Banjir Probolinggo Tak Kenal Ampun, Jembatan Darurat Pun Roboh!
zonamerahnews – Probolinggo kembali diuji. Jembatan darurat yang menjadi urat nadi penghubung antardusun di Desa Banjarsari, Kabupaten Probolinggo, Jawa Timur, dilaporkan putus total setelah diterjang banjir bandang akibat cuaca ekstrem pada Jumat (30/1) malam. Insiden ini menjadi pukulan kedua bagi warga setempat setelah jembatan permanen di lokasi yang sama juga ambruk beberapa waktu lalu.

Sekretaris Daerah (Sekda) Kabupaten Probolinggo, Ugas Irwanto, menjelaskan bahwa jembatan darurat tersebut memang memiliki tingkat kerawanan yang sangat tinggi. "Bentangannya cukup panjang dan posisinya berada tepat di jalur aliran air dengan debit yang sangat besar saat hujan deras," ungkap Ugas dalam keterangannya di Probolinggo, Sabtu (31/1).
Sebelumnya, jembatan ini dibangun sebagai solusi sementara setelah jembatan permanen yang menjadi penghubung utama antara Dusun Beji dan Dusun Banjarsari di Desa Banjarsari, Kecamatan Sumberasih, ambruk akibat banjir pada Sabtu (17/1). Namun, derasnya arus air akibat hujan tak henti-hentinya kembali membuktikan bahwa struktur darurat tersebut tak mampu menahan terjangan alam pada Jumat malam.
Meskipun demikian, Sekda Ugas memastikan bahwa masyarakat tidak sepenuhnya terisolasi. "Akses warga tidak sepenuhnya terputus karena masih ada jalur penyeberangan alternatif yang bisa dimanfaatkan. Jembatan darurat ini bukan satu-satunya opsi," tegasnya.

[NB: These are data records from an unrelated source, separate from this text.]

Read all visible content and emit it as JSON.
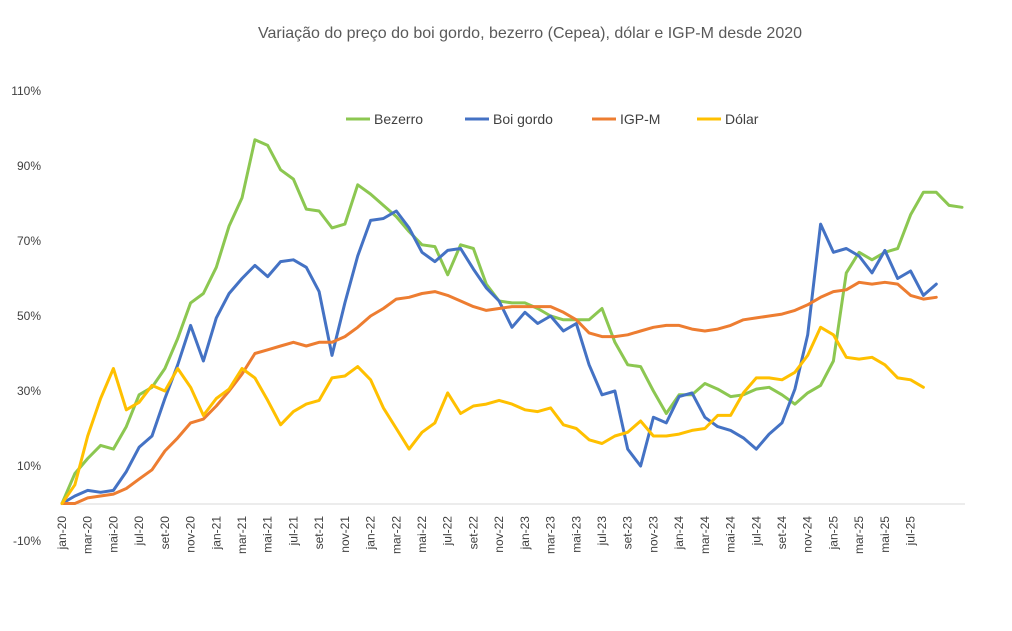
{
  "chart_data": {
    "type": "line",
    "title": "Variação do preço do boi gordo, bezerro (Cepea), dólar e IGP-M desde 2020",
    "xlabel": "",
    "ylabel": "",
    "ylim": [
      -10,
      110
    ],
    "yticks": [
      "-10%",
      "10%",
      "30%",
      "50%",
      "70%",
      "90%",
      "110%"
    ],
    "ytick_values": [
      -10,
      10,
      30,
      50,
      70,
      90,
      110
    ],
    "grid": false,
    "legend_position": "top-center",
    "x_labels": [
      "jan-20",
      "mar-20",
      "mai-20",
      "jul-20",
      "set-20",
      "nov-20",
      "jan-21",
      "mar-21",
      "mai-21",
      "jul-21",
      "set-21",
      "nov-21",
      "jan-22",
      "mar-22",
      "mai-22",
      "jul-22",
      "set-22",
      "nov-22",
      "jan-23",
      "mar-23",
      "mai-23",
      "jul-23",
      "set-23",
      "nov-23",
      "jan-24",
      "mar-24",
      "mai-24",
      "jul-24",
      "set-24",
      "nov-24",
      "jan-25",
      "mar-25",
      "mai-25",
      "jul-25"
    ],
    "x_label_step": 2,
    "series": [
      {
        "name": "Bezerro",
        "color": "#8CC751",
        "values": [
          0,
          8,
          12,
          15.5,
          14.5,
          20.5,
          29,
          31,
          36,
          44,
          53.5,
          56,
          63,
          74,
          81.5,
          97,
          95.5,
          89,
          86.5,
          78.5,
          78,
          73.5,
          74.5,
          85,
          82.5,
          79.5,
          76.5,
          72.5,
          69,
          68.5,
          61,
          69,
          68,
          58.5,
          54,
          53.5,
          53.5,
          52,
          50,
          49,
          49,
          49,
          52,
          43,
          37,
          36.5,
          30,
          24,
          29,
          29,
          32,
          30.5,
          28.5,
          29,
          30.5,
          31,
          29,
          26.5,
          29.5,
          31.5,
          38,
          61.5,
          67,
          65,
          67,
          68,
          77,
          83,
          83,
          79.5,
          79
        ]
      },
      {
        "name": "Boi gordo",
        "color": "#4472C4",
        "values": [
          0,
          2,
          3.5,
          3,
          3.5,
          8.5,
          15,
          18,
          28,
          37,
          47.5,
          38,
          49.5,
          56,
          60,
          63.5,
          60.5,
          64.5,
          65,
          63,
          56.5,
          39.5,
          53.5,
          66,
          75.5,
          76,
          78,
          73.5,
          67,
          64.5,
          67.5,
          68,
          62.5,
          57.5,
          54,
          47,
          51,
          48,
          50,
          46,
          48,
          37,
          29,
          30,
          14.5,
          10,
          23,
          21.5,
          28.5,
          29.5,
          23,
          20.5,
          19.5,
          17.5,
          14.5,
          18.5,
          21.5,
          30.5,
          45,
          74.5,
          67,
          68,
          66,
          61.5,
          67.5,
          60,
          62,
          55.5,
          58.5
        ]
      },
      {
        "name": "IGP-M",
        "color": "#ED7D31",
        "values": [
          0,
          0,
          1.5,
          2,
          2.5,
          4,
          6.5,
          9,
          14,
          17.5,
          21.5,
          22.5,
          26,
          30,
          34.5,
          40,
          41,
          42,
          43,
          42,
          43,
          43,
          44.5,
          47,
          50,
          52,
          54.5,
          55,
          56,
          56.5,
          55.5,
          54,
          52.5,
          51.5,
          52,
          52.5,
          52.5,
          52.5,
          52.5,
          51,
          49,
          45.5,
          44.5,
          44.5,
          45,
          46,
          47,
          47.5,
          47.5,
          46.5,
          46,
          46.5,
          47.5,
          49,
          49.5,
          50,
          50.5,
          51.5,
          53,
          55,
          56.5,
          57,
          59,
          58.5,
          59,
          58.5,
          55.5,
          54.5,
          55
        ]
      },
      {
        "name": "Dólar",
        "color": "#FFC000",
        "values": [
          0,
          5,
          18,
          28,
          36,
          25,
          27,
          31.5,
          30,
          36,
          31,
          23.5,
          28,
          30.5,
          36,
          33.5,
          27.5,
          21,
          24.5,
          26.5,
          27.5,
          33.5,
          34,
          36.5,
          33,
          25.5,
          20,
          14.5,
          19,
          21.5,
          29.5,
          24,
          26,
          26.5,
          27.5,
          26.5,
          25,
          24.5,
          25.5,
          21,
          20,
          17,
          16,
          18,
          19,
          22,
          18,
          18,
          18.5,
          19.5,
          20,
          23.5,
          23.5,
          29.5,
          33.5,
          33.5,
          33,
          35,
          39.5,
          47,
          45,
          39,
          38.5,
          39,
          37,
          33.5,
          33,
          31
        ]
      }
    ]
  }
}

Pemerintah Kabupaten Probolinggo akan segera melakukan asesmen komprehensif untuk menentukan langkah penanganan yang paling tepat. Namun, pembangunan kembali jembatan permanen akan menunggu kondisi cuaca yang lebih kondusif dan aman.
Badan Penanggulangan Bencana Daerah (BPBD) Kabupaten Probolinggo bersama pemerintah kecamatan dan desa terus siaga memantau lokasi jembatan putus. Imbauan keras diberikan kepada masyarakat agar tidak nekat melintas di area tersebut demi keselamatan bersama.
"Kami mengimbau masyarakat untuk selalu meningkatkan kewaspadaan, terutama saat hujan deras melanda. Jangan pernah memaksakan diri melintas di area yang berpotensi membahayakan keselamatan," pungkas Ugas.